Stunning Views from Lover’s Leap on Stuart Island! –
Just when we think we’ve seen most of the amazing spots in the San Juan Islands, along comes this stop at Stuart Island. Located in the northern sector of the San Juan Islands, Stuart Island sports two harbors, Prevost and Reid. Prevost Harbor has seven offshore buoys and 256 feet of dock space. Reid Harbor offers fifteen offshore buoys and 572 feet of dock space on three different docks, two of which are offshore. Stuart Island has 18 primitive campsites, potable water is available most of the year, as are composting and pit toilets. For boaters, a handy barge sits in Reid Harbor for manual pumpouts. A big plus in our world of boating. Otherwise, you must pack out what you bring onto the island. There are two communities on the island, but it is a very remote setting without access to stores or facilities of any kind etc. We anchored in Reid Harbor with plenty of room, the surrounding scenery was a big plus.

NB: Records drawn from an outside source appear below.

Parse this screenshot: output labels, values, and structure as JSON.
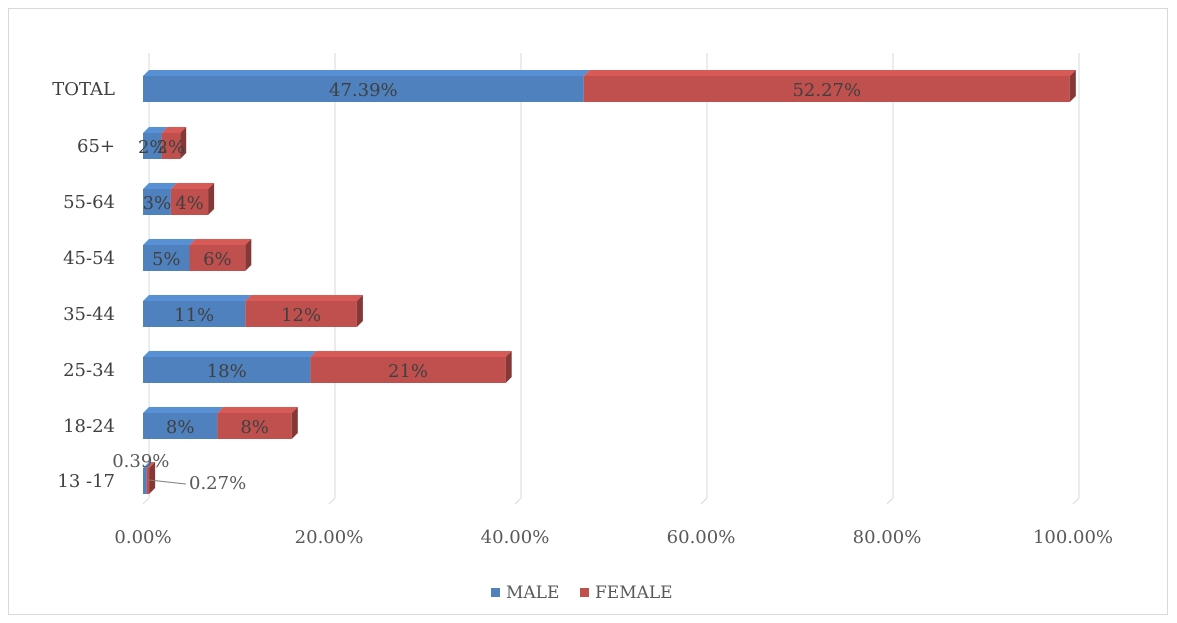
{
  "chart_data": {
    "type": "bar",
    "orientation": "horizontal",
    "stacked": true,
    "categories": [
      "TOTAL",
      "65+",
      "55-64",
      "45-54",
      "35-44",
      "25-34",
      "18-24",
      "13 -17"
    ],
    "series": [
      {
        "name": "MALE",
        "color": "#4e81bd",
        "values": [
          47.39,
          2,
          3,
          5,
          11,
          18,
          8,
          0.39
        ],
        "labels": [
          "47.39%",
          "2%",
          "3%",
          "5%",
          "11%",
          "18%",
          "8%",
          "0.39%"
        ]
      },
      {
        "name": "FEMALE",
        "color": "#c0504d",
        "values": [
          52.27,
          2,
          4,
          6,
          12,
          21,
          8,
          0.27
        ],
        "labels": [
          "52.27%",
          "2%",
          "4%",
          "6%",
          "12%",
          "21%",
          "8%",
          "0.27%"
        ]
      }
    ],
    "x_ticks": [
      "0.00%",
      "20.00%",
      "40.00%",
      "60.00%",
      "80.00%",
      "100.00%"
    ],
    "xlim": [
      0,
      100
    ],
    "grid": true,
    "legend": "bottom",
    "bar_style": "3d"
  }
}
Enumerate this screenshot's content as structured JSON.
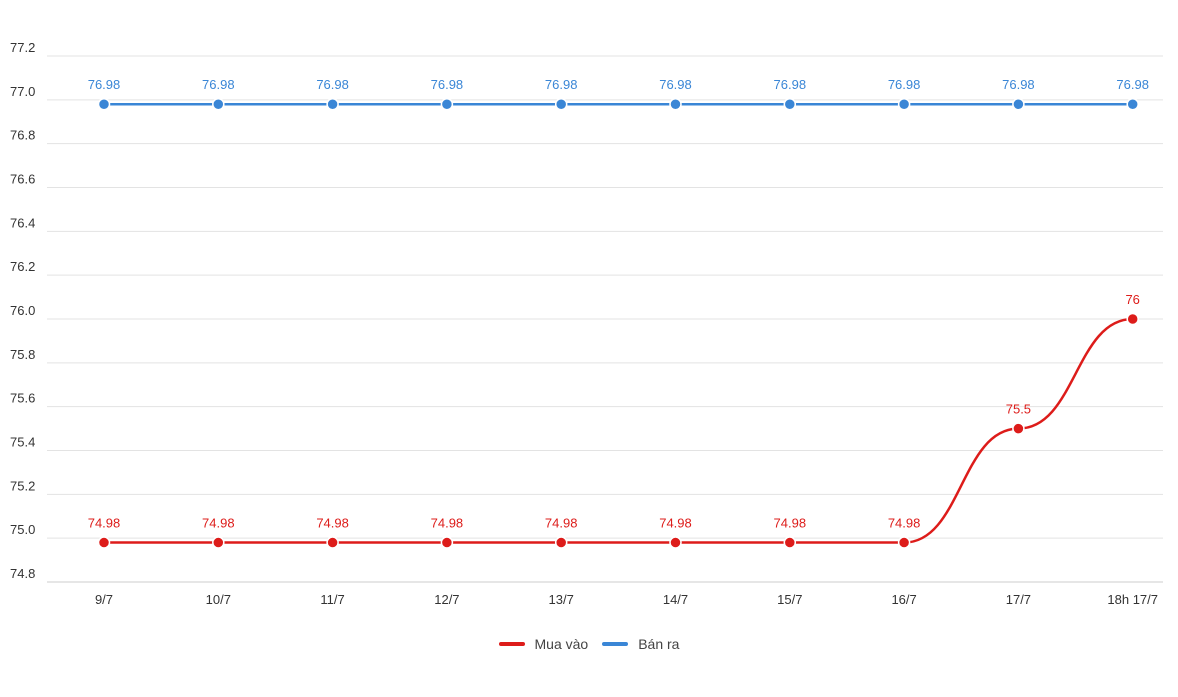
{
  "chart_data": {
    "type": "line",
    "title": "",
    "xlabel": "",
    "ylabel": "",
    "categories": [
      "9/7",
      "10/7",
      "11/7",
      "12/7",
      "13/7",
      "14/7",
      "15/7",
      "16/7",
      "17/7",
      "18h 17/7"
    ],
    "ylim": [
      74.8,
      77.2
    ],
    "yticks": [
      "74.8",
      "75.0",
      "75.2",
      "75.4",
      "75.6",
      "75.8",
      "76.0",
      "76.2",
      "76.4",
      "76.6",
      "76.8",
      "77.0",
      "77.2"
    ],
    "grid": true,
    "legend_position": "bottom-center",
    "series": [
      {
        "name": "Mua vào",
        "color": "#dd1c1a",
        "values": [
          74.98,
          74.98,
          74.98,
          74.98,
          74.98,
          74.98,
          74.98,
          74.98,
          75.5,
          76
        ],
        "labels": [
          "74.98",
          "74.98",
          "74.98",
          "74.98",
          "74.98",
          "74.98",
          "74.98",
          "74.98",
          "75.5",
          "76"
        ]
      },
      {
        "name": "Bán ra",
        "color": "#3a86d6",
        "values": [
          76.98,
          76.98,
          76.98,
          76.98,
          76.98,
          76.98,
          76.98,
          76.98,
          76.98,
          76.98
        ],
        "labels": [
          "76.98",
          "76.98",
          "76.98",
          "76.98",
          "76.98",
          "76.98",
          "76.98",
          "76.98",
          "76.98",
          "76.98"
        ]
      }
    ]
  }
}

The View from Lover’s Leap Was Definitely Worth the hike!
Jim had a plan for the day which led us to dinghy ashore to the dock in Reid harbor. He’d heard about a trail that climbed the island to a bluff called Lover’s Leap. The beginning of the hike was quite strenuous, due to having to negotiate fallen trees and debris, while climbing uphill all the way to where the island’s one-room schoolhouse, library and little local history museum are located. Soon after we left the schoolhouse we found a road which took us to an open field area before it turned northwest and uphill again through woods and eventually broke out into the well-known, mossy cliff on top of the island.
We’d hoped to have a sighting of whales transiting the area, but no luck this time. The magnificent view from Lover’s Leap was so spectacular, we decided not to walk the rest of the way down to the Turn Point Light Station (used to guide shipping in Boundary Pass to the island’s north). We sat on the bluff for the longest time, it was hard to leave such a great spot.
There were several Ranger Tugs docked or anchored in Reid Harbor during our stay. Probably three or four other than ourselves. We were fortunate to meet Lois and Dan, on North Star, during our first Desolation Sound Cruise in 2013. Every time we come out to the Pacific Northwest, we run into them while cruising or at a Ranger Tugs cruise or rendezvous. They are experienced boaters in the area, always willing to share local knowledge with us.
Prevost Harbor (above).
We took a little break from hiking when we came upon the old schoolhouse and museum.
Mt. Baker (above and below).
We took advantage of the manual pumpout station. What a great idea to make this available to cruisers and sailors.